Life in war is suffering, Achilles tells Priam at the end of the poem. Weil, in a terrible historical predicament herself (born Jewish, she is living in Nazi occupied France) also echoes Achilles’ sad realization. “Perhaps all men, by the very act of being born, are destined to suffer violence; yet this is a truth to which circumstance shuts men’s eyes. The strong are never absolutely strong and the weak are never absolutely weak, but neither is aware of this. They have in common a refusal to believe that they belong to the same species.” Perhaps humans can’t end violence, but they can transcend the dictates of Force and be godlike in lessening this sorrow. This is the change Achilles bears witness to at the end of the poem. When Priam enters Achilles’ tent to ask for Hector’s body back, Priam grabs Achilles’ knees and begins his plea:

Achilles like the gods, remember your father, one who
is of years like mine, and on the door-sill of sorrowful old age… 

(XXIV: 486-7)

Confronted by Priam, Achilles then sees his own lonely father in Priam’s face, and returns the body of Hector to the Trojans. Achilles forgives his enemy and discovers pity.
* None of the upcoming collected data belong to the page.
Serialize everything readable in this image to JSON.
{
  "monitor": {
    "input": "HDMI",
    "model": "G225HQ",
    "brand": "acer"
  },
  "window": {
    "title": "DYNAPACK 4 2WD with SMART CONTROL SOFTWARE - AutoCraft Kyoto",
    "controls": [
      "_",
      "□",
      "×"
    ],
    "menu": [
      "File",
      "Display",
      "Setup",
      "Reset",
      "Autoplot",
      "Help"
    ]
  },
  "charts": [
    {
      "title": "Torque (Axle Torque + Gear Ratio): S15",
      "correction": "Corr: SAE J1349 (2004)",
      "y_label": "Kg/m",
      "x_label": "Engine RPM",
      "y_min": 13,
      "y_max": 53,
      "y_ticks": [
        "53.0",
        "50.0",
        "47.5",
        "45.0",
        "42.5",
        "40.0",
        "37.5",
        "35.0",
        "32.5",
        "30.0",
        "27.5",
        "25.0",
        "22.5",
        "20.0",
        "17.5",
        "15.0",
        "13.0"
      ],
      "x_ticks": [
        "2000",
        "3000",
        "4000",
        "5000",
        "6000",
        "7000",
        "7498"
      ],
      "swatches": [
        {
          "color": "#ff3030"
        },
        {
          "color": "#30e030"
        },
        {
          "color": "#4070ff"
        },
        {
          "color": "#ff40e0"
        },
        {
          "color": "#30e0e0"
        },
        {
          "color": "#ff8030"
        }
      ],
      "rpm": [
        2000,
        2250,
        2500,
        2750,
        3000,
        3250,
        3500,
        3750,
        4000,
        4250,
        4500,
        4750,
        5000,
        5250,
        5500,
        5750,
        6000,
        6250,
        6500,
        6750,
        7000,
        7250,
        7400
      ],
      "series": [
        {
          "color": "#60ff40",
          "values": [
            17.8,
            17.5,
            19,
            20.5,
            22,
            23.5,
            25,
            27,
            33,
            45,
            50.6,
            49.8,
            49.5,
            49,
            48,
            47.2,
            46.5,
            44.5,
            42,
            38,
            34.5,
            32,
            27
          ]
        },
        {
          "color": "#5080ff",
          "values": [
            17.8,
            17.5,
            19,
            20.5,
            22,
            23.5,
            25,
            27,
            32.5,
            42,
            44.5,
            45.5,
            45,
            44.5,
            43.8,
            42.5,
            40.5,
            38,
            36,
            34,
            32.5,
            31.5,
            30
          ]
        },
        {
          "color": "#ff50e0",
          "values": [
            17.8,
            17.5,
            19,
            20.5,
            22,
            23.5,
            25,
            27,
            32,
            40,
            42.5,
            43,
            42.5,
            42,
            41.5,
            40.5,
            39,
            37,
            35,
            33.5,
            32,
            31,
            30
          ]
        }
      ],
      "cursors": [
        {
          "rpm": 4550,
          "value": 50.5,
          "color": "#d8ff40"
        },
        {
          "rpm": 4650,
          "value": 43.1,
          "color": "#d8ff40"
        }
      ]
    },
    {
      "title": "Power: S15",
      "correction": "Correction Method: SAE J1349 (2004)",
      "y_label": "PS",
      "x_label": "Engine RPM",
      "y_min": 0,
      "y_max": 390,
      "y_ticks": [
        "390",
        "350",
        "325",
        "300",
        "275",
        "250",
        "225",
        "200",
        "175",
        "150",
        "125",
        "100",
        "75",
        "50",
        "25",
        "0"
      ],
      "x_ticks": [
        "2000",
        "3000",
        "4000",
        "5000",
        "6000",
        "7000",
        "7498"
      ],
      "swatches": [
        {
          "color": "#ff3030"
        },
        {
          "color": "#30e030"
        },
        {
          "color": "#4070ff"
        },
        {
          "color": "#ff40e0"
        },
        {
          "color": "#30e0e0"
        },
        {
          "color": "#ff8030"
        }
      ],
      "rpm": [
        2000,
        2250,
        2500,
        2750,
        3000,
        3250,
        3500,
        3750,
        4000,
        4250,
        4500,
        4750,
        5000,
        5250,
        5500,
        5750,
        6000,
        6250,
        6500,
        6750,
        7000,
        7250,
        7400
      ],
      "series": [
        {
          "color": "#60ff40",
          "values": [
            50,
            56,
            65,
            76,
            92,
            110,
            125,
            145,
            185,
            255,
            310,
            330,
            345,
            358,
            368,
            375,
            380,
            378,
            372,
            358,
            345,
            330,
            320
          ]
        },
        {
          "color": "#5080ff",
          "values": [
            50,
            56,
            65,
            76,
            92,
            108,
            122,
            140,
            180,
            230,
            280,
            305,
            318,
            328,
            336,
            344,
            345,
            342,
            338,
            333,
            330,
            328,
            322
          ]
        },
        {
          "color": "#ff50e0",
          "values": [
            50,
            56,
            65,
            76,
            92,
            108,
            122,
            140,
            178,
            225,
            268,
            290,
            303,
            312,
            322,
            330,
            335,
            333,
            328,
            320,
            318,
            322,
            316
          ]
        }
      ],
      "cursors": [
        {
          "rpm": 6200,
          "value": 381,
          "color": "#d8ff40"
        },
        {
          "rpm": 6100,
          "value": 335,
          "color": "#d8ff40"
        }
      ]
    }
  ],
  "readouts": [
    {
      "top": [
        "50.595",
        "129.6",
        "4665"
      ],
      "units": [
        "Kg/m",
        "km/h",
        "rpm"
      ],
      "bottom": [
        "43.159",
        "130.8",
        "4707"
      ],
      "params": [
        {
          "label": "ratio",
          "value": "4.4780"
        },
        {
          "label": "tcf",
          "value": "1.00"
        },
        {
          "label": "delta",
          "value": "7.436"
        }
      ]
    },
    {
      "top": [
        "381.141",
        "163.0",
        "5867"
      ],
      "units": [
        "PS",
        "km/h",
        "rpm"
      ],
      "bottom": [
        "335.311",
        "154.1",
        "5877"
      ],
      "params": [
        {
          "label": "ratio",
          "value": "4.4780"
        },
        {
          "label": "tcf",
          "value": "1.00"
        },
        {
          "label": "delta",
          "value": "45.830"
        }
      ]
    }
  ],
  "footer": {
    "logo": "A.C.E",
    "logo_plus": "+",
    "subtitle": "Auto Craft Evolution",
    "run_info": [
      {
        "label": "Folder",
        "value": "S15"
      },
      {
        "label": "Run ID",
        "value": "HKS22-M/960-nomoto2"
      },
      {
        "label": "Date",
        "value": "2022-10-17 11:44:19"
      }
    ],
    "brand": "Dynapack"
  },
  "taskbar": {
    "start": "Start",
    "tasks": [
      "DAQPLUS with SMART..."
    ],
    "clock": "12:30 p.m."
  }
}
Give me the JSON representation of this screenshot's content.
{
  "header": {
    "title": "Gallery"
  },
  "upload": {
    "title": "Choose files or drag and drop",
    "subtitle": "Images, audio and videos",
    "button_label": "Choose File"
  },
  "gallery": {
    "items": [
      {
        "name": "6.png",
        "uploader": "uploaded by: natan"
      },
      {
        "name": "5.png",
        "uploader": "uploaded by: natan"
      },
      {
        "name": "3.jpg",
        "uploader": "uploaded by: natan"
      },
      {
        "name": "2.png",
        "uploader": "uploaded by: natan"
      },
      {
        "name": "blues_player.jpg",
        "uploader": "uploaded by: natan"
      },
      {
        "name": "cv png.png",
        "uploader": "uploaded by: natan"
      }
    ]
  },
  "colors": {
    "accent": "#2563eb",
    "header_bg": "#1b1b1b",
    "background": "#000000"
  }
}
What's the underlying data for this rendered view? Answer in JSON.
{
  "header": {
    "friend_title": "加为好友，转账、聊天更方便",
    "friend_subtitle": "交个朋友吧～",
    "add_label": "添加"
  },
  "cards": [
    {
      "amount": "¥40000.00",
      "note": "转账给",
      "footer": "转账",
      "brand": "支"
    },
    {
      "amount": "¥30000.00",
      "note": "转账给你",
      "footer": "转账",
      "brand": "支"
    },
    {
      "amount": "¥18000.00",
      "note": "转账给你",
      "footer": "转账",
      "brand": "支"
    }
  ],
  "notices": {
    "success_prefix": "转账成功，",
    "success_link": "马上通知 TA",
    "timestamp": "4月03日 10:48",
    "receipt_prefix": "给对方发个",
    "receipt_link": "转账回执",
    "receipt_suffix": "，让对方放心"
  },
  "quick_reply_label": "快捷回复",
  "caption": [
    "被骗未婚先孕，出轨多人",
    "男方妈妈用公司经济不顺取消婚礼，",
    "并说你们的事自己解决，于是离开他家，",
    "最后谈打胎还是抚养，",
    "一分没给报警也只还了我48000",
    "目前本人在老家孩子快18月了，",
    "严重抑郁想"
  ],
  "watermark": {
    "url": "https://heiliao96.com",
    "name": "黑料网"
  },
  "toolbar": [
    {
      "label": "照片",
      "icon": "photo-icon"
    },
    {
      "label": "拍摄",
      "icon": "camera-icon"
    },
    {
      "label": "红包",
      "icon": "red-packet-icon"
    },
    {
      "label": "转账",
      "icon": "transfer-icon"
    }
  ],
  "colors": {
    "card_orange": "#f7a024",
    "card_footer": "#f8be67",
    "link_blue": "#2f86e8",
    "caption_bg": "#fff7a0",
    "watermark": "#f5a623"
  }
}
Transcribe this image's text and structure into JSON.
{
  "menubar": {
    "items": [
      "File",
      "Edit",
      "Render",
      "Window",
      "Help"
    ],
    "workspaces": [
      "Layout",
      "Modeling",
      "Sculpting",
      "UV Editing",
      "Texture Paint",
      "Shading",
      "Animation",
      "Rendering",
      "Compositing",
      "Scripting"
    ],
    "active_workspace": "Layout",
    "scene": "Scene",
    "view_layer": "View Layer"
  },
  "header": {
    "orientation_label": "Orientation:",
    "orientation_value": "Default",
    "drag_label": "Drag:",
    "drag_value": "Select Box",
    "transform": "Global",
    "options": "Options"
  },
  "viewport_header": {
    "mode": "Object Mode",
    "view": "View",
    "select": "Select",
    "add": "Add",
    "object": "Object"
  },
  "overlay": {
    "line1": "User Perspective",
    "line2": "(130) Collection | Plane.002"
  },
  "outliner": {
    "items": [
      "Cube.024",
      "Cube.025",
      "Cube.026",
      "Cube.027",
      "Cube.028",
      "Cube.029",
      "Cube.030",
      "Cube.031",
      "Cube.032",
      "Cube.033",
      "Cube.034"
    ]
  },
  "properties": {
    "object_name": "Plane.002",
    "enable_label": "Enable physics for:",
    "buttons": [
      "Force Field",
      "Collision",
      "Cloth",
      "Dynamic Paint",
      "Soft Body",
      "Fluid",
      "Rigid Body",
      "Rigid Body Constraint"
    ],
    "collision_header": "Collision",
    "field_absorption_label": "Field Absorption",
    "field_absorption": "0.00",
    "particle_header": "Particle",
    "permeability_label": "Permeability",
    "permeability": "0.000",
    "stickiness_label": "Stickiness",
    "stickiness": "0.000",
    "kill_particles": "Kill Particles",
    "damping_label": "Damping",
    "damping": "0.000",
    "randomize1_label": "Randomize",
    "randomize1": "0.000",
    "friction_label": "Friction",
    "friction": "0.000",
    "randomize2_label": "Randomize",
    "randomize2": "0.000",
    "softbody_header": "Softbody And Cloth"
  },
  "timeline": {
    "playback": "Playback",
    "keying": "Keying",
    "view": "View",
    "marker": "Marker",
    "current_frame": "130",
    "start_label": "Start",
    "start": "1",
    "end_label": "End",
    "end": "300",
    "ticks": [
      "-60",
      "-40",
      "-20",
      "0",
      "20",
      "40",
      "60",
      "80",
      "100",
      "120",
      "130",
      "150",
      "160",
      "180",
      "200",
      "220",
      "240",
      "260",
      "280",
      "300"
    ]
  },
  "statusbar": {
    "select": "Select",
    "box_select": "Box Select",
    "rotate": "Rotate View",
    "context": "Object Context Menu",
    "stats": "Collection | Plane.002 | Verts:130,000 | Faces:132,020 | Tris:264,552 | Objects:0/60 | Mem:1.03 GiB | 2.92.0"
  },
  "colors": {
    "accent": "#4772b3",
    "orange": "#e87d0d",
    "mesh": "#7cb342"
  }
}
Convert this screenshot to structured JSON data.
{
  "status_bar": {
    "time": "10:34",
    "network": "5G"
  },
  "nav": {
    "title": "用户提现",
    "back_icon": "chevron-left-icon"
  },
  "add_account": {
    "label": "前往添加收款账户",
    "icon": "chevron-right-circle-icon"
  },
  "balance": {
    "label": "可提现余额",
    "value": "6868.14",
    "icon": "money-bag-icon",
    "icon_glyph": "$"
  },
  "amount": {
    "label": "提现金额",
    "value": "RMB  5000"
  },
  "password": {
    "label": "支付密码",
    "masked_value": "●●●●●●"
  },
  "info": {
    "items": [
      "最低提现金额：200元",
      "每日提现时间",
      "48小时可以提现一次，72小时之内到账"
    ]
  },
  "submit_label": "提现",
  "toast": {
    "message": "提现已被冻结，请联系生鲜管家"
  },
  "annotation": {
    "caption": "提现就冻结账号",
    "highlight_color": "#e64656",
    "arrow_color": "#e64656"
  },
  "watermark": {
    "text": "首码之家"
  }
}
The more I read the Iliad, the more I am convinced that the poem does not glorify war in any meaningful way. Instead, the poem exposes us to gratuitous pain, destruction, and suffering. The poem is not epically cool; it is epically sad. In this, the Iliad sets a precedent by telling a war story with all the gore but no glory. Instead, it points out the sadness and vanity of the endeavor. This precedent of overwhelming sadness continues in many of the other great war novels of Western literature. Books like Red Badge of Courage, All Quiet on the Western Front, and The Things They Carried, are common in our high schools and challenge the idea of glory in war. Glory and military virtue are not the main subject of many of the war novels we, as a culture (or at least high school teachers), consider great. Is a great war novel primarily an anti-war book then? Not necessarily . For me, what makes the Iliad as an war-epic is that it can help us rediscover, or even reimagine, a part of our humanity. This is what we see in Achilles at the end of the poem.  

Achilles learns through his own sadness how to become a human that extends pity even to his enemy. In doing so, he rejects his god-given power that subjugates those weaker than him to Force.  I see this as heroic. Achilles shows moral imagination by going beyond the glory of his warrior culture, relieving the sorrows of war, rather than exacerbating them. By the end, Achilles understands the limits of Force and moves beyond those limits by practicing an empathetic kindness toward his enemy, Priam. Achilles only understands the limits and delusions of Force by living them out. Perhaps only a powerful man like Achilles can show us this because he has the full control of Force at his fingertips. In the end, Homer has Achilles use his power to heal a wound he created, and in doing so, he shows us what is meaningful about being part of the human species.      


Nick Fox teaches Ancient Greek Literature and Philosophy as well as Studio Art. He also serves in the Army Reserves and teaches Military History at the University of Minnesota. He lives across the street from a beautiful graveyard in Minneapolis with his wife and daughter and son.

2 Comments

  • Cecilia Nicklaus

    Thank you so much for this insightful reflection on the Iliad and how it has been brought into our culture. My Latin professor often reminds me, as you have pointed out, that translating and translating poetry in particular is more philosophic than procedural. However, I wonder if (and sometimes worry that) every translation is just a completely new poem (and rarely as good as one it is imitating in concept, form, plot, et cetera). But, your reflection presents translations as indirect commentaries of the original that aid and enhance the original regardless of where they fall in their degrees of interpretation and literary accuracy. Horace in the Ars Poetica says that poetry should both instruct and delight. It seems that translations not only instruct and delight on a primary level of telling a human story but secondarily as well, telling the story of how the human story continues to be told. Perhaps even if the translation is less instructing and delightful than the original, the added dimension of the translators wrestle with the text adds new lessons and joys.